Plus tard j’ai su qu’il avait ouvert sa fenêtre pendant l’hiver parce qu’il était un homme-oiseau. Parce que son corps était une grande cage qu’il gardait pleine de passé et de momies.
 
J'ai tout fais pour qu'il ne soit plus mon gars-homme-enfant-repère. Il aurait du être un gars-homme-enfant tout court. Il ne me faisait plus sourire il me faisait pleurer avec les vagues grises sous mes yeux pis toute. On avait volé une fois ensemble au moins, pis c’tait vraiment beau, pis c’tait toute.
 
Plus tard j’ai su qu’il était parti chercher sa momie dans un autre pays et qu’il s’y promenait comme s’il s’y était promené tout le temps. Un pays-hiver. Plus tard j’ai entendu dire aussi qu’il s’était trouvé une femme-repère. Je sais qu’ils ne volent pas ensemble, j’en suis sure. Et quelque part ça me fait du bien.
 
Moi je vis toujours à Montréal. Des fois je m'ennuie de mon ami-repère mais je sais que tout ça, ça s'peu pu. J'me suis habituée à Montréal et quand j'me promène sur l'avenue Mont-Royal des fois j'pense que j'ai l'air de toujours m'y être promené. À chaque fois que je passe sous le balcon croche ça m'fait un p'tit pincement au coeur ça fait comme gling gling gling. C'est comme si je m'y étais un peu accrochée, c'est mon appart-repère de l'avenue Mont-Royal à défaut d'y avoir encore mon gars-repère. Je rencontre des centaines de personnes-oiseaux sans repère qui me font de la peine. Je leur souris quand même. Je leur fais de beaux sourires-oiseaux, on se fait de beaux sourires-oiseaux.

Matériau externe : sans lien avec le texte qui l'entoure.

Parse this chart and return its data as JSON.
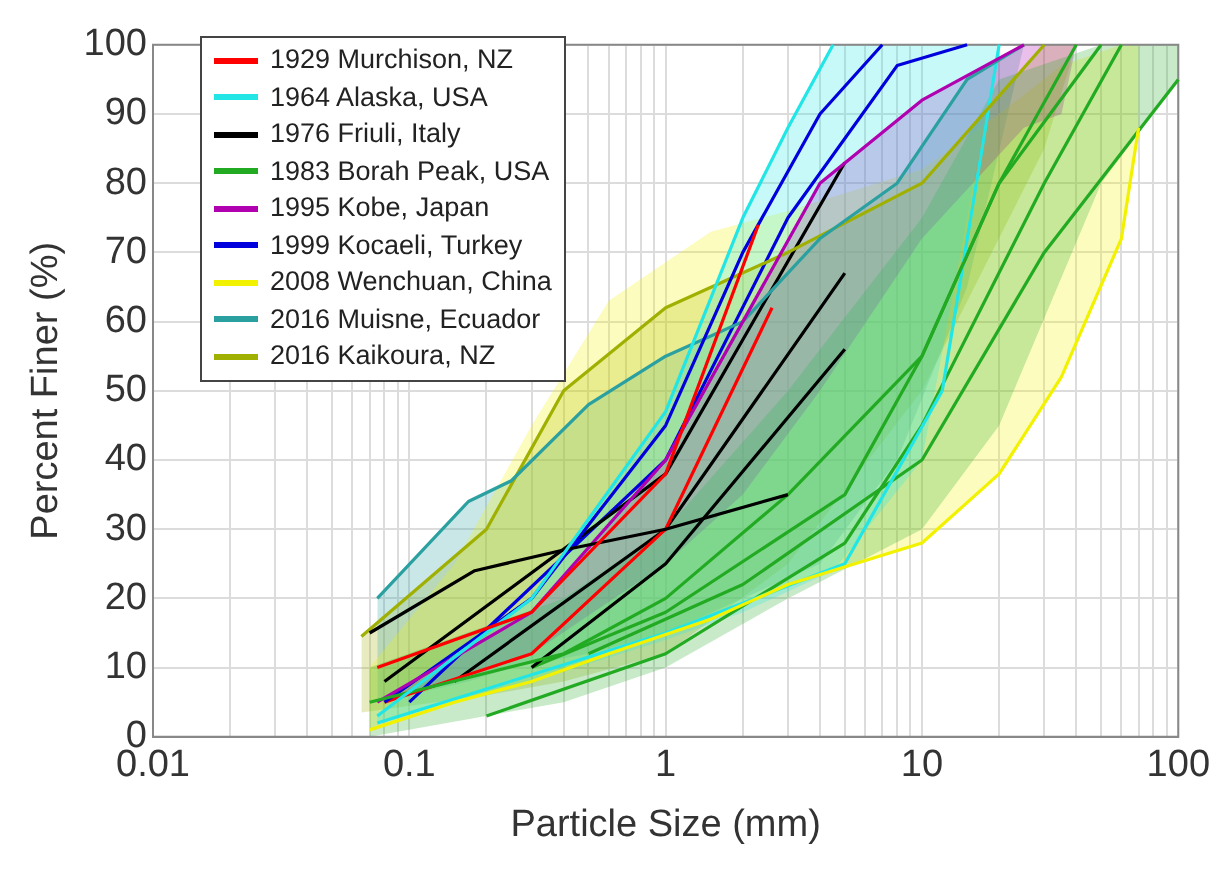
{
  "chart_data": {
    "type": "line",
    "xlabel": "Particle Size (mm)",
    "ylabel": "Percent Finer (%)",
    "log": "x",
    "grid": true,
    "legend": "top left",
    "marker": "none",
    "line_style": "solid",
    "xlim": [
      0.01,
      100
    ],
    "ylim": [
      0,
      100
    ],
    "xticks": [
      0.01,
      {
        "value": 0.02,
        "label": null
      },
      {
        "value": 0.03,
        "label": null
      },
      {
        "value": 0.04,
        "label": null
      },
      {
        "value": 0.05,
        "label": null
      },
      {
        "value": 0.06,
        "label": null
      },
      {
        "value": 0.07,
        "label": null
      },
      {
        "value": 0.08,
        "label": null
      },
      {
        "value": 0.09,
        "label": null
      },
      0.1,
      {
        "value": 0.2,
        "label": null
      },
      {
        "value": 0.3,
        "label": null
      },
      {
        "value": 0.4,
        "label": null
      },
      {
        "value": 0.5,
        "label": null
      },
      {
        "value": 0.6,
        "label": null
      },
      {
        "value": 0.7,
        "label": null
      },
      {
        "value": 0.8,
        "label": null
      },
      {
        "value": 0.9,
        "label": null
      },
      1,
      {
        "value": 2,
        "label": null
      },
      {
        "value": 3,
        "label": null
      },
      {
        "value": 4,
        "label": null
      },
      {
        "value": 5,
        "label": null
      },
      {
        "value": 6,
        "label": null
      },
      {
        "value": 7,
        "label": null
      },
      {
        "value": 8,
        "label": null
      },
      {
        "value": 9,
        "label": null
      },
      10,
      {
        "value": 20,
        "label": null
      },
      {
        "value": 30,
        "label": null
      },
      {
        "value": 40,
        "label": null
      },
      {
        "value": 50,
        "label": null
      },
      {
        "value": 60,
        "label": null
      },
      {
        "value": 70,
        "label": null
      },
      {
        "value": 80,
        "label": null
      },
      {
        "value": 90,
        "label": null
      },
      100
    ],
    "yticks": [
      0,
      10,
      20,
      30,
      40,
      50,
      60,
      70,
      80,
      90,
      100
    ],
    "series": [
      {
        "name": "1929 Murchison, NZ",
        "color": "#ff0000",
        "x": [
          0.075,
          0.3,
          1,
          2.3
        ],
        "values": [
          10,
          18,
          38,
          74
        ]
      },
      {
        "name": "1964 Alaska, USA",
        "color": "#22e6e6",
        "x": [
          0.075,
          0.3,
          1,
          2,
          3,
          4.5,
          10,
          15,
          20
        ],
        "values": [
          3,
          20,
          47,
          75,
          88,
          100,
          null,
          null,
          null
        ],
        "lower": [
          2,
          8,
          14,
          18,
          21,
          24,
          40,
          75,
          100
        ],
        "upper": [
          3,
          20,
          47,
          75,
          88,
          100,
          100,
          100,
          100
        ]
      },
      {
        "name": "1976 Friuli, Italy",
        "color": "#000000",
        "x": [
          0.07,
          0.18,
          0.4,
          1,
          3
        ],
        "values": [
          15,
          24,
          27,
          30,
          35
        ]
      },
      {
        "name": "1983 Borah Peak, USA",
        "color": "#22aa22",
        "x": [
          0.07,
          0.4,
          1,
          3,
          10,
          20,
          50,
          100
        ],
        "values": [
          5,
          12,
          20,
          35,
          55,
          80,
          100,
          null
        ],
        "lower": [
          0,
          5,
          10,
          20,
          30,
          45,
          80,
          95
        ],
        "upper": [
          10,
          20,
          30,
          50,
          75,
          95,
          100,
          100
        ]
      },
      {
        "name": "1995 Kobe, Japan",
        "color": "#b000b0",
        "x": [
          0.075,
          0.3,
          1,
          2,
          4,
          10,
          25,
          35,
          40
        ],
        "values": [
          5,
          18,
          40,
          60,
          80,
          92,
          100,
          null,
          null
        ],
        "lower": [
          5,
          12,
          25,
          35,
          50,
          72,
          88,
          90,
          100
        ],
        "upper": [
          5,
          18,
          40,
          60,
          80,
          92,
          100,
          100,
          100
        ]
      },
      {
        "name": "1999 Kocaeli, Turkey",
        "color": "#0000dd",
        "x": [
          0.08,
          0.3,
          1,
          2,
          4,
          7
        ],
        "values": [
          5,
          20,
          45,
          70,
          90,
          100
        ]
      },
      {
        "name": "2008 Wenchuan, China",
        "color": "#f2f200",
        "x": [
          0.07,
          0.15,
          0.3,
          0.6,
          1.5,
          3,
          10,
          20,
          35,
          60,
          70
        ],
        "values": [
          1,
          5,
          8,
          12,
          17,
          22,
          28,
          38,
          52,
          72,
          88
        ],
        "lower": [
          1,
          5,
          8,
          12,
          17,
          22,
          28,
          38,
          52,
          72,
          88
        ],
        "upper": [
          10,
          25,
          45,
          63,
          73,
          76,
          82,
          90,
          97,
          100,
          100
        ]
      },
      {
        "name": "2016 Muisne, Ecuador",
        "color": "#2aa0a0",
        "x": [
          0.075,
          0.17,
          0.25,
          0.5,
          1,
          2,
          4,
          8,
          15,
          25
        ],
        "values": [
          20,
          34,
          37,
          48,
          55,
          60,
          72,
          80,
          95,
          100
        ],
        "lower": [
          5,
          8,
          10,
          12,
          15,
          20,
          25,
          40,
          65,
          100
        ],
        "upper": [
          20,
          34,
          37,
          48,
          55,
          60,
          72,
          80,
          95,
          100
        ]
      },
      {
        "name": "2016 Kaikoura, NZ",
        "color": "#a0b000",
        "x": [
          0.065,
          0.2,
          0.4,
          1,
          3,
          10,
          30,
          40
        ],
        "values": [
          14.5,
          30,
          50,
          62,
          70,
          80,
          100,
          null
        ],
        "lower": [
          3.5,
          6,
          8,
          12,
          25,
          50,
          85,
          100
        ],
        "upper": [
          14.5,
          30,
          50,
          62,
          70,
          80,
          100,
          100
        ]
      },
      {
        "color": "#ff0000",
        "x": [
          0.08,
          0.3,
          1,
          2.6
        ],
        "values": [
          5,
          12,
          30,
          62
        ]
      },
      {
        "color": "#22e6e6",
        "x": [
          0.075,
          1,
          5,
          12,
          20
        ],
        "values": [
          2,
          15,
          25,
          50,
          100
        ]
      },
      {
        "color": "#000000",
        "x": [
          0.08,
          1,
          5
        ],
        "values": [
          8,
          38,
          83
        ]
      },
      {
        "color": "#000000",
        "x": [
          0.15,
          1,
          5
        ],
        "values": [
          8,
          30,
          67
        ]
      },
      {
        "color": "#000000",
        "x": [
          0.3,
          1,
          5
        ],
        "values": [
          10,
          25,
          56
        ]
      },
      {
        "color": "#22aa22",
        "x": [
          0.2,
          1,
          5,
          10,
          30,
          60
        ],
        "values": [
          3,
          12,
          28,
          45,
          80,
          100
        ]
      },
      {
        "color": "#22aa22",
        "x": [
          0.3,
          1,
          5,
          10,
          20,
          40
        ],
        "values": [
          10,
          18,
          35,
          55,
          80,
          100
        ]
      },
      {
        "color": "#22aa22",
        "x": [
          0.5,
          2,
          10,
          30,
          100
        ],
        "values": [
          12,
          22,
          40,
          70,
          95
        ]
      },
      {
        "color": "#0000dd",
        "x": [
          0.1,
          1,
          3,
          8,
          15
        ],
        "values": [
          5,
          40,
          75,
          97,
          100
        ]
      }
    ]
  }
}
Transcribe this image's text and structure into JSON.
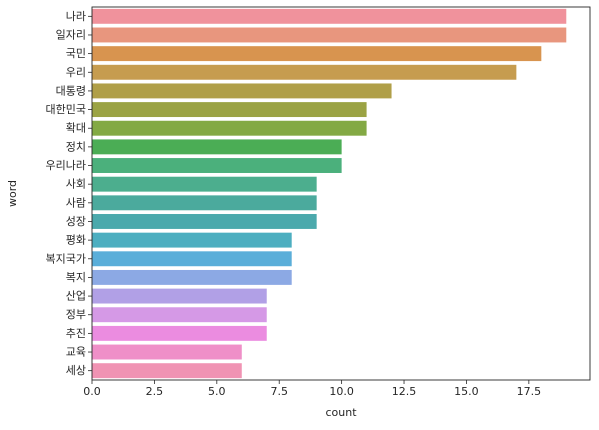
{
  "chart_data": {
    "type": "bar",
    "orientation": "horizontal",
    "xlabel": "count",
    "ylabel": "word",
    "xlim": [
      0,
      19.95
    ],
    "xticks": [
      0.0,
      2.5,
      5.0,
      7.5,
      10.0,
      12.5,
      15.0,
      17.5
    ],
    "xtick_labels": [
      "0.0",
      "2.5",
      "5.0",
      "7.5",
      "10.0",
      "12.5",
      "15.0",
      "17.5"
    ],
    "grid": false,
    "categories": [
      "나라",
      "일자리",
      "국민",
      "우리",
      "대통령",
      "대한민국",
      "확대",
      "정치",
      "우리나라",
      "사회",
      "사람",
      "성장",
      "평화",
      "복지국가",
      "복지",
      "산업",
      "정부",
      "추진",
      "교육",
      "세상"
    ],
    "values": [
      19,
      19,
      18,
      17,
      12,
      11,
      11,
      10,
      10,
      9,
      9,
      9,
      8,
      8,
      8,
      7,
      7,
      7,
      6,
      6
    ],
    "colors": [
      "#f0929c",
      "#e8967e",
      "#d8944f",
      "#c69c4f",
      "#b09f48",
      "#9ba344",
      "#83a944",
      "#4bad55",
      "#4bb07c",
      "#4cae8e",
      "#4baa9d",
      "#4ba9ac",
      "#4caec0",
      "#5aaed9",
      "#8ca9e4",
      "#b1a0e6",
      "#d599e6",
      "#eb8ce0",
      "#ef8fc8",
      "#f093b3"
    ]
  }
}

J'suis sure que les soirs de belle nuit de Montréal quand on voit bien la neige qui recouvre toute le sale, les lumières qui s’étirent quand tu plisses les yeux, la neige toute bleue et toute le sale en blanc et en bleu et en multicolore, je suis sure que ces soirs là on peut voir du balcon croche du 3ième étage une belle grande guirlande de sourires-oiseaux et de regards-oiseaux qui flottent et qui dansent au dessus de l'avenue Mont-Royal. Je pense que c'est là qu'ils s'envolent, vers mon appartement-repère.

Je rencontre des centaines de personnes-oiseaux qui me font de la peine. On se fait de beaux sourires-oiseaux. Des fois on s’étourdis pis on s’accroche pour une nuit. On se fait croire qu’on a besoin de ça pour s’empêcher de crasher.